Qin finally decided to settle down in Qingdao, East China's Shandong province, after living there for eight years, because the provincial government now allows children of migrant workers, like her daughter, to take the college entrance exam there even if they are not permanent residents.
Since different provinces adopt different textbooks and teaching and exam systems, having to take the entrance exam outside the province where the students have studied may put them at a huge disadvantage.
"Our household registrations are not in Qingdao, so our daughter would have had to take the exam in our hometown instead of here, which meant the whole family would have to move back for the exam," said the 32-year-old saleswoman at an electronic appliance store.
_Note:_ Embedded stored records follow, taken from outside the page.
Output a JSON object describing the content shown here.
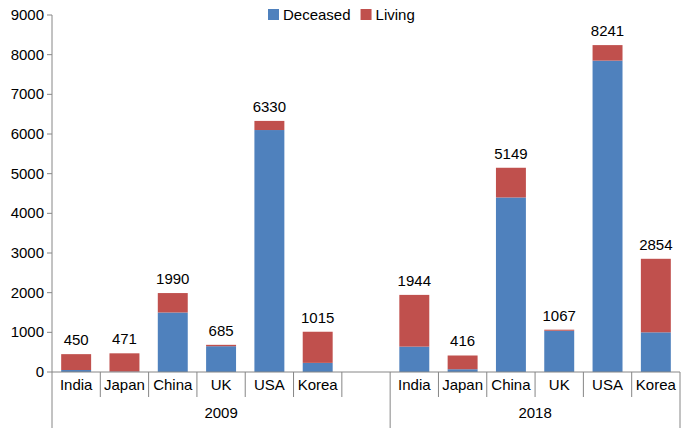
{
  "chart_data": {
    "type": "bar",
    "stacked": true,
    "grid": false,
    "legend": "top",
    "categories": [
      "India",
      "Japan",
      "China",
      "UK",
      "USA",
      "Korea",
      null,
      "India",
      "Japan",
      "China",
      "UK",
      "USA",
      "Korea"
    ],
    "groups": [
      {
        "label": "2009",
        "count": 7
      },
      {
        "label": "2018",
        "count": 6
      }
    ],
    "series": [
      {
        "name": "Deceased",
        "color": "#4f81bd",
        "values": [
          50,
          10,
          1500,
          650,
          6100,
          230,
          null,
          640,
          70,
          4400,
          1040,
          7850,
          1000
        ]
      },
      {
        "name": "Living",
        "color": "#c0504d",
        "values": [
          400,
          461,
          490,
          35,
          230,
          785,
          null,
          1304,
          346,
          749,
          27,
          391,
          1854
        ]
      }
    ],
    "totals": [
      450,
      471,
      1990,
      685,
      6330,
      1015,
      null,
      1944,
      416,
      5149,
      1067,
      8241,
      2854
    ],
    "ylim": [
      0,
      9000
    ],
    "yticks": [
      0,
      1000,
      2000,
      3000,
      4000,
      5000,
      6000,
      7000,
      8000,
      9000
    ]
  }
}
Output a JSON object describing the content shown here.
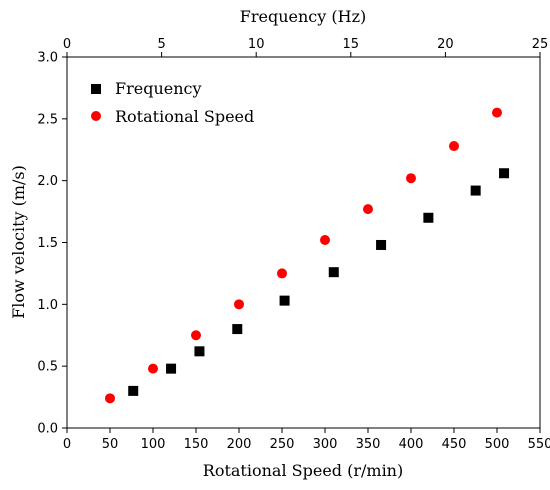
{
  "chart_data": {
    "type": "scatter",
    "title": "",
    "xlabel": "Rotational Speed (r/min)",
    "x2label": "Frequency (Hz)",
    "ylabel": "Flow velocity (m/s)",
    "xlim": [
      0,
      550
    ],
    "x2lim": [
      0,
      25
    ],
    "ylim": [
      0,
      3.0
    ],
    "xticks": [
      "0",
      "50",
      "100",
      "150",
      "200",
      "250",
      "300",
      "350",
      "400",
      "450",
      "500",
      "550"
    ],
    "x2ticks": [
      "0",
      "5",
      "10",
      "15",
      "20",
      "25"
    ],
    "yticks": [
      "0.0",
      "0.5",
      "1.0",
      "1.5",
      "2.0",
      "2.5",
      "3.0"
    ],
    "grid": false,
    "legend_position": "top-left",
    "series": [
      {
        "name": "Frequency",
        "axis": "top",
        "marker": "square",
        "color": "#000000",
        "x": [
          3.5,
          5.5,
          7.0,
          9.0,
          11.5,
          14.1,
          16.6,
          19.1,
          21.6,
          23.1
        ],
        "y": [
          0.3,
          0.48,
          0.62,
          0.8,
          1.03,
          1.26,
          1.48,
          1.7,
          1.92,
          2.06
        ]
      },
      {
        "name": "Rotational Speed",
        "axis": "bottom",
        "marker": "circle",
        "color": "#ff0000",
        "x": [
          50,
          100,
          150,
          200,
          250,
          300,
          350,
          400,
          450,
          500
        ],
        "y": [
          0.24,
          0.48,
          0.75,
          1.0,
          1.25,
          1.52,
          1.77,
          2.02,
          2.28,
          2.55
        ]
      }
    ]
  }
}
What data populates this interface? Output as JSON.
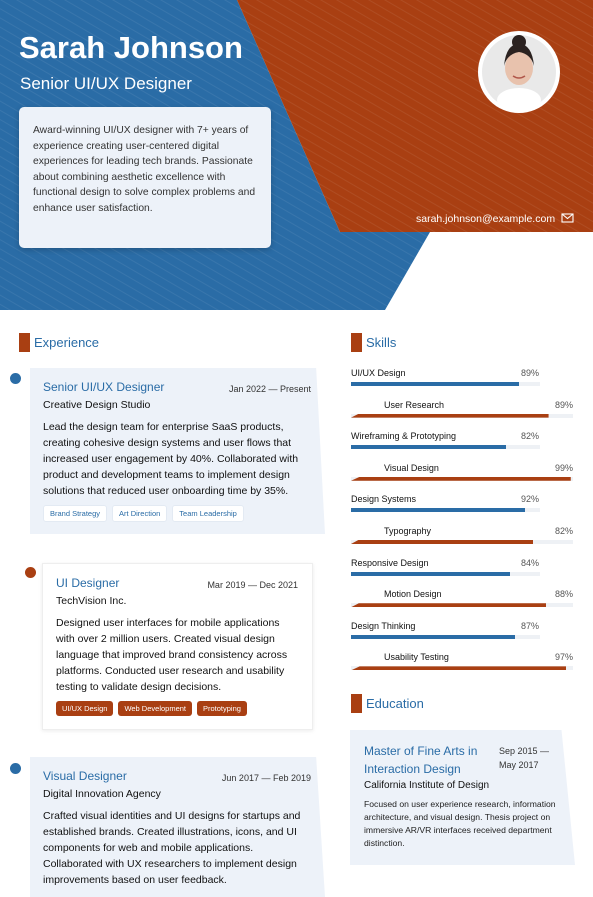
{
  "header": {
    "name": "Sarah Johnson",
    "title": "Senior UI/UX Designer",
    "summary": "Award-winning UI/UX designer with 7+ years of experience creating user-centered digital experiences for leading tech brands. Passionate about combining aesthetic excellence with functional design to solve complex problems and enhance user satisfaction.",
    "email": "sarah.johnson@example.com"
  },
  "experience": {
    "heading": "Experience",
    "items": [
      {
        "role": "Senior UI/UX Designer",
        "dates": "Jan 2022 — Present",
        "company": "Creative Design Studio",
        "description": "Lead the design team for enterprise SaaS products, creating cohesive design systems and user flows that increased user engagement by 40%. Collaborated with product and development teams to implement design solutions that reduced user onboarding time by 35%.",
        "tags": [
          "Brand Strategy",
          "Art Direction",
          "Team Leadership"
        ]
      },
      {
        "role": "UI Designer",
        "dates": "Mar 2019 — Dec 2021",
        "company": "TechVision Inc.",
        "description": "Designed user interfaces for mobile applications with over 2 million users. Created visual design language that improved brand consistency across platforms. Conducted user research and usability testing to validate design decisions.",
        "tags": [
          "UI/UX Design",
          "Web Development",
          "Prototyping"
        ]
      },
      {
        "role": "Visual Designer",
        "dates": "Jun 2017 — Feb 2019",
        "company": "Digital Innovation Agency",
        "description": "Crafted visual identities and UI designs for startups and established brands. Created illustrations, icons, and UI components for web and mobile applications. Collaborated with UX researchers to implement design improvements based on user feedback.",
        "tags": []
      }
    ]
  },
  "skills": {
    "heading": "Skills",
    "items": [
      {
        "name": "UI/UX Design",
        "value": 89,
        "label": "89%"
      },
      {
        "name": "User Research",
        "value": 89,
        "label": "89%"
      },
      {
        "name": "Wireframing & Prototyping",
        "value": 82,
        "label": "82%"
      },
      {
        "name": "Visual Design",
        "value": 99,
        "label": "99%"
      },
      {
        "name": "Design Systems",
        "value": 92,
        "label": "92%"
      },
      {
        "name": "Typography",
        "value": 82,
        "label": "82%"
      },
      {
        "name": "Responsive Design",
        "value": 84,
        "label": "84%"
      },
      {
        "name": "Motion Design",
        "value": 88,
        "label": "88%"
      },
      {
        "name": "Design Thinking",
        "value": 87,
        "label": "87%"
      },
      {
        "name": "Usability Testing",
        "value": 97,
        "label": "97%"
      }
    ]
  },
  "education": {
    "heading": "Education",
    "degree": "Master of Fine Arts in Interaction Design",
    "dates": "Sep 2015 — May 2017",
    "school": "California Institute of Design",
    "description": "Focused on user experience research, information architecture, and visual design. Thesis project on immersive AR/VR interfaces received department distinction."
  }
}
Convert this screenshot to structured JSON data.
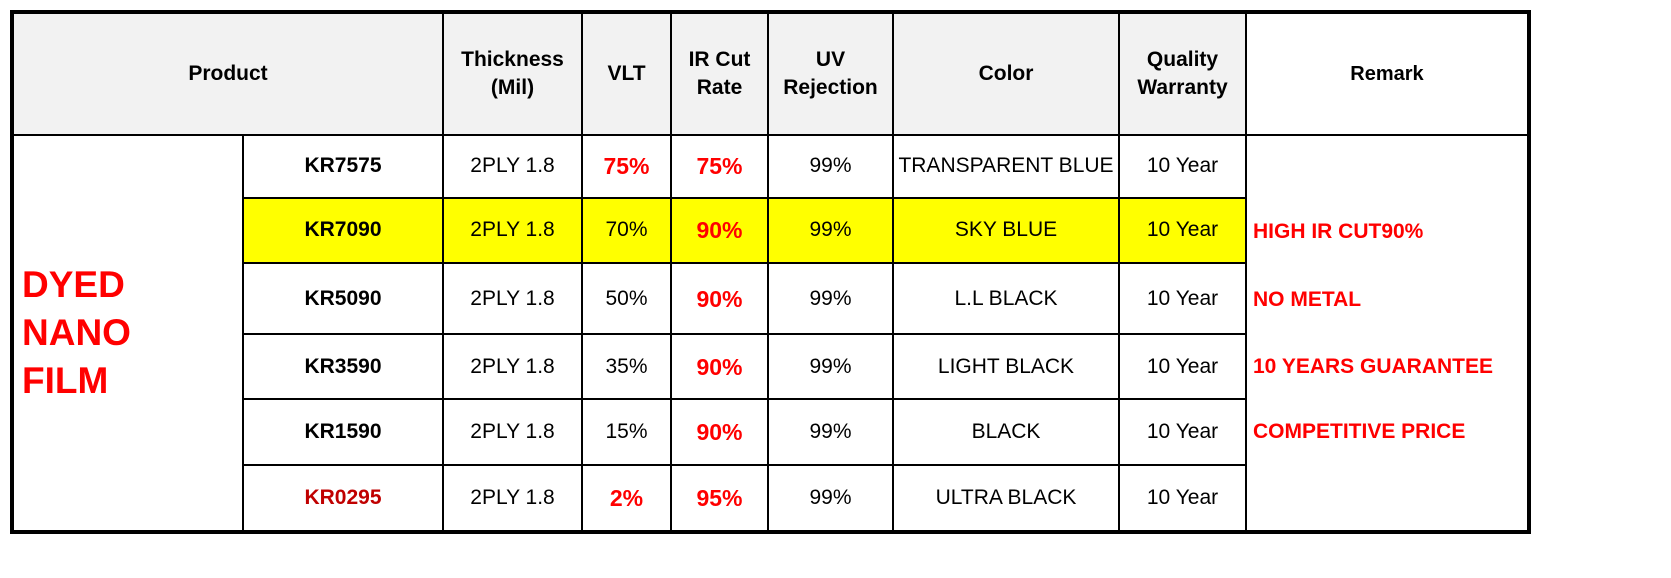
{
  "headers": {
    "product": "Product",
    "thickness_line1": "Thickness",
    "thickness_line2": "(Mil)",
    "vlt": "VLT",
    "ircut_line1": "IR Cut",
    "ircut_line2": "Rate",
    "uv_line1": "UV",
    "uv_line2": "Rejection",
    "color": "Color",
    "warranty_line1": "Quality",
    "warranty_line2": "Warranty",
    "remark": "Remark"
  },
  "category": {
    "line1": "DYED",
    "line2": "NANO",
    "line3": "FILM"
  },
  "rows": [
    {
      "code": "KR7575",
      "thickness": "2PLY 1.8",
      "vlt": "75%",
      "ircut": "75%",
      "uv": "99%",
      "color": "TRANSPARENT BLUE",
      "warranty": "10 Year"
    },
    {
      "code": "KR7090",
      "thickness": "2PLY 1.8",
      "vlt": "70%",
      "ircut": "90%",
      "uv": "99%",
      "color": "SKY BLUE",
      "warranty": "10 Year"
    },
    {
      "code": "KR5090",
      "thickness": "2PLY 1.8",
      "vlt": "50%",
      "ircut": "90%",
      "uv": "99%",
      "color": "L.L BLACK",
      "warranty": "10 Year"
    },
    {
      "code": "KR3590",
      "thickness": "2PLY 1.8",
      "vlt": "35%",
      "ircut": "90%",
      "uv": "99%",
      "color": "LIGHT BLACK",
      "warranty": "10 Year"
    },
    {
      "code": "KR1590",
      "thickness": "2PLY 1.8",
      "vlt": "15%",
      "ircut": "90%",
      "uv": "99%",
      "color": "BLACK",
      "warranty": "10 Year"
    },
    {
      "code": "KR0295",
      "thickness": "2PLY 1.8",
      "vlt": "2%",
      "ircut": "95%",
      "uv": "99%",
      "color": "ULTRA BLACK",
      "warranty": "10 Year"
    }
  ],
  "remarks": [
    "HIGH IR CUT90%",
    "NO METAL",
    "10 YEARS GUARANTEE",
    "COMPETITIVE PRICE"
  ],
  "colors": {
    "header_text": "#c00000",
    "header_bg": "#f2f2f2",
    "highlight_row": "#ffff00",
    "emphasis_red": "#ff0000"
  }
}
STAY OR GO?
Although Qin and her husband earn 5,000 yuan (794 U.S. dollars) per month on average, they like Qingdao, a prosperous coastal city.
"That's why we were always wavering between deciding to go home or stay here," she said.
Under the new policy, their daughter, who is currently in her fourth year of primary school, can continue her education in Qingdao without the trouble of transferring to another school.
In Shandong schools, the number of children from migrant families totaled 745,100 last year, a year-on-year rise of 17 percent.
"We adopted this policy hoping to improve the education equality among all students in the province," said Si Jingui, an official in charge of student affairs under Shandong's local education authority.